Sliding Window Maximum hard
Problem Statement
Given an array of integers nums
and an integer k
, return the maximum value of each subarray of size k
.
Example 1
Input: nums = [1,3,-1,-3,5,3,6,7], k = 3 Output: [3,3,5,5,6,7] Explanation: Window position Max
[1 3 -1] -3 5 3 6 7 3 1 [3 -1 -3] 5 3 6 7 3 1 3 [-1 -3 5] 3 6 7 5 1 3 -1 [-3 5 3] 6 7 5 1 3 -1 -3 [5 3 6] 7 6 1 3 -1 -3 5 [3 6 7] 7
Example 2
Input: nums = [1], k = 1 Output: [1]
Steps
-
Initialization: Create a result list to store the maximum values for each window. Initialize a deque (double-ended queue) to store indices of elements. The deque will maintain the indices of elements in descending order of their values.
-
Sliding Window: Iterate through the
nums
array. -
Deque Maintenance:
- Remove elements from the rear of the deque: While the deque is not empty and the last element in the deque corresponds to a value smaller than or equal to the current element, remove it. This ensures that the deque always contains indices of elements in descending order.
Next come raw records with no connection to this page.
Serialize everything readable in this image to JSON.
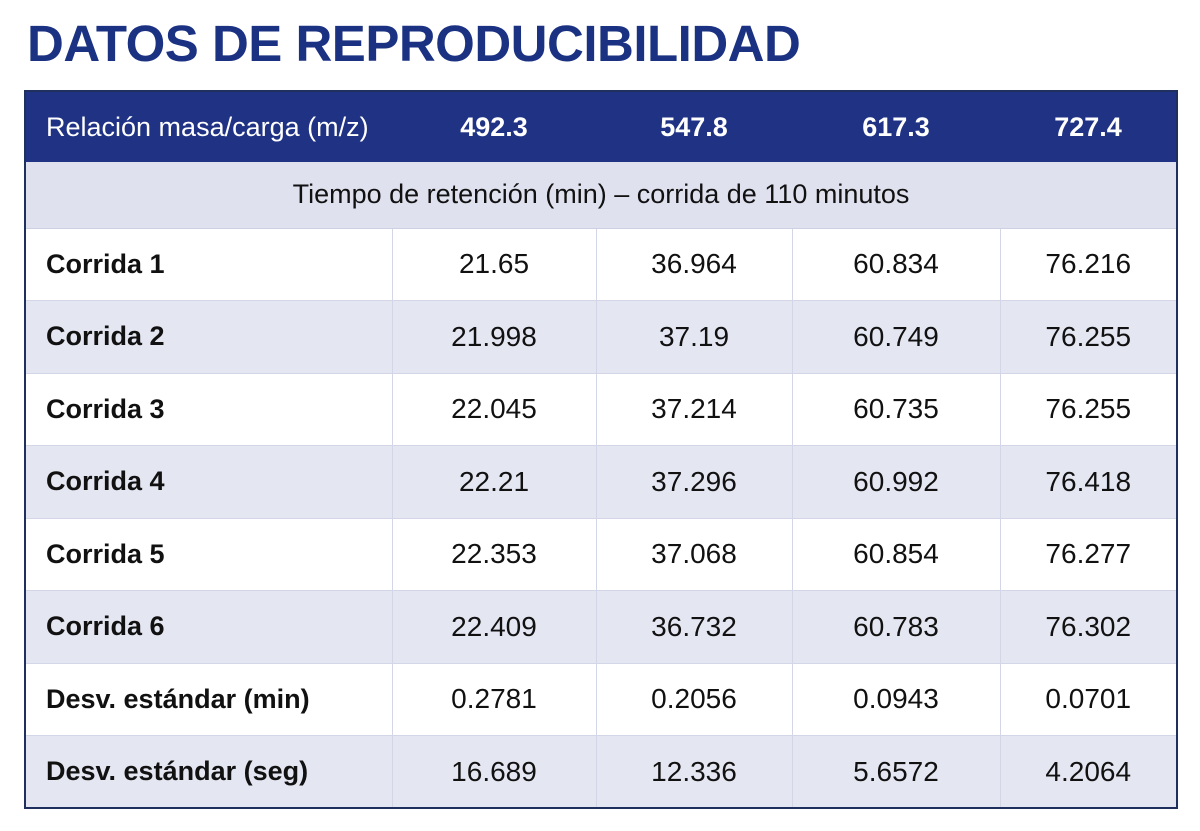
{
  "title": "DATOS DE REPRODUCIBILIDAD",
  "table": {
    "header": {
      "label": "Relación masa/carga (m/z)",
      "columns": [
        "492.3",
        "547.8",
        "617.3",
        "727.4"
      ]
    },
    "subheader": "Tiempo de retención (min) – corrida de 110 minutos",
    "rows": [
      {
        "label": "Corrida 1",
        "values": [
          "21.65",
          "36.964",
          "60.834",
          "76.216"
        ]
      },
      {
        "label": "Corrida 2",
        "values": [
          "21.998",
          "37.19",
          "60.749",
          "76.255"
        ]
      },
      {
        "label": "Corrida 3",
        "values": [
          "22.045",
          "37.214",
          "60.735",
          "76.255"
        ]
      },
      {
        "label": "Corrida 4",
        "values": [
          "22.21",
          "37.296",
          "60.992",
          "76.418"
        ]
      },
      {
        "label": "Corrida 5",
        "values": [
          "22.353",
          "37.068",
          "60.854",
          "76.277"
        ]
      },
      {
        "label": "Corrida 6",
        "values": [
          "22.409",
          "36.732",
          "60.783",
          "76.302"
        ]
      },
      {
        "label": "Desv. estándar (min)",
        "values": [
          "0.2781",
          "0.2056",
          "0.0943",
          "0.0701"
        ]
      },
      {
        "label": "Desv. estándar (seg)",
        "values": [
          "16.689",
          "12.336",
          "5.6572",
          "4.2064"
        ]
      }
    ]
  },
  "colors": {
    "title": "#1b3182",
    "header_bg": "#1f3284",
    "subheader_bg": "#dfe1ef",
    "alt_row_bg": "#e4e6f2"
  }
}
- Add the current element's index to the rear of the deque: This adds the current element's index to the deque maintaining the descending order property.
-
Window Size Check: If the current window size (index + 1) is greater than or equal to
k
:- Add the maximum value of the current window (the value at the front of the deque) to the result list.
- Remove elements from the front of the deque: If the index of the element at the front of the deque is outside the current window, remove it.
-
Return Result: Return the result list.
Explanation
This solution uses a deque to efficiently track the maximum element within the sliding window. A deque is chosen because it allows for efficient addition and removal of elements from both ends (O(1) time complexity). The deque stores indices, not the values themselves. By maintaining the indices in descending order of their corresponding values, the maximum element within the window is always at the front of the deque. This avoids the need to iterate through the entire window to find the maximum, resulting in significant optimization.
Code
using System;
using System.Collections.Generic;
public class Solution {
public int[] MaxSlidingWindow(int[] nums, int k) {
if (nums == null || nums.Length == 0 || k <= 0) {
return new int[0];
}
List<int> result = new List<int>();
Deque<int> deque = new Deque<int>(); //Using a custom Deque implementation (see below)
for (int i = 0; i < nums.Length; i++) {
// Remove elements smaller than the current element from the rear
while (deque.Count > 0 && nums[deque.Last] <= nums[i]) {
deque.RemoveLast();
}
// Add current element's index to the rear
deque.AddLast(i);
// Check if the window size is reached
if (i >= k - 1) {
// Add the maximum value to the result
result.Add(nums[deque.First]);
// Remove elements outside the window from the front
if (deque.First == i - k + 1) {
deque.RemoveFirst();
}
}
}
return result.ToArray();
}
// Custom Deque Implementation (You can use a library like System.Collections.Generic.Queue)
public class Deque<T>
{
private List<T> list;
public Deque()
{
list = new List<T>();
}
public int Count { get { return list.Count; } }
public T First { get { return list[0]; } }
public T Last { get { return list[list.Count - 1]; } }
public void AddFirst(T item) { list.Insert(0, item); }
public void AddLast(T item) { list.Add(item); }
public void RemoveFirst() { list.RemoveAt(0); }
public void RemoveLast() { list.RemoveAt(list.Count - 1); }
}
}
Complexity
- Time Complexity: O(N), where N is the length of the input array. Each element is added and removed from the deque at most once.
- Space Complexity: O(k), where k is the size of the window. The deque can hold at most k elements.